Hi,
Foobar is definitely well respected and worth trying for yourself. WinAmp is also good and the free version will probably do everything you need, though I think you have to pay a small amount for the version that allows you to rip. It's worth trying a few for yourself, as user interfaces are a matter of personal taste.
Personally I'm a big fan of JRiver Media Centre - it's easy to use, and I really like the "Theater View" mode which you can drive from a cheap IR PC remote to flip through albums by the artwork, and easily build playlists on the fly. There's a 30 day full demo available for download.
I built a dedicated Media PC to run JRiver Media Centre for my music, and Window Media centre for recording and playing back stuff off the telly. It's in a decent case, sitting in my rack, hooked up to a Chord DAC64 via optical link to keep the PC out of the signal path.

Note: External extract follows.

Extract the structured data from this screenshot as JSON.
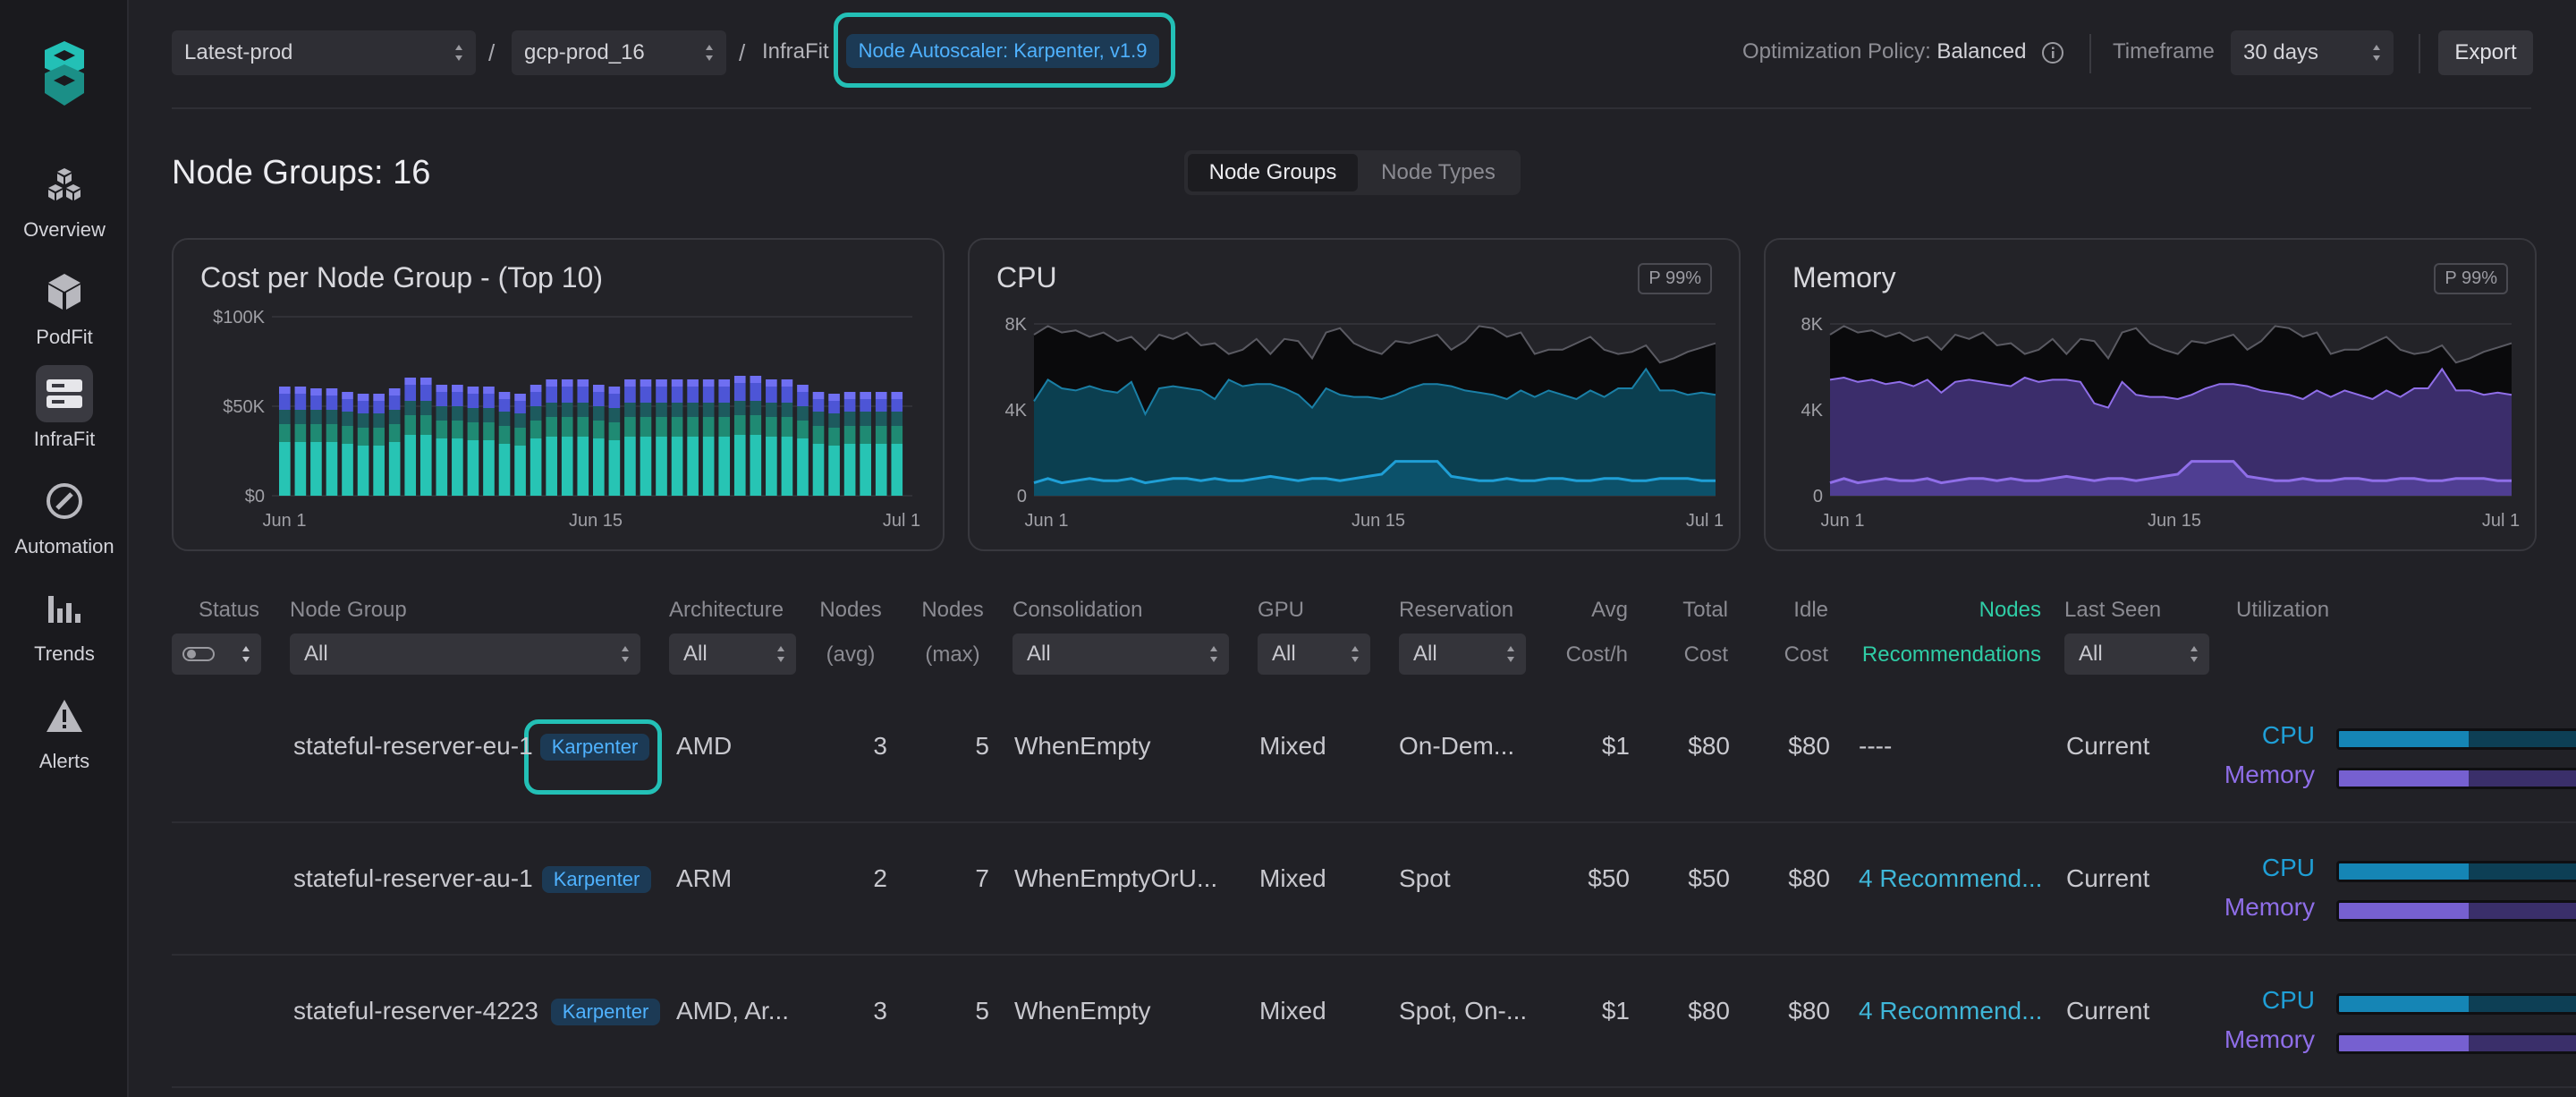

I'm very happy with the sound quality, and the convenience of being able to access all of my non-vinyl music this way is a real luxury.
If you've not ripped all of your CDs yet, and you're ripping to FLAC or other lossless formats, and you want to be paranoid about the quality of your rips, then I'd recommend DBPowerAmp for ripping, which compares the checksums of CD tracks to a central database, so you can be confident about the quality of the data that was read from the CD. NB: This is just my preferred software, there are several other ripping programs that can do this if you Google.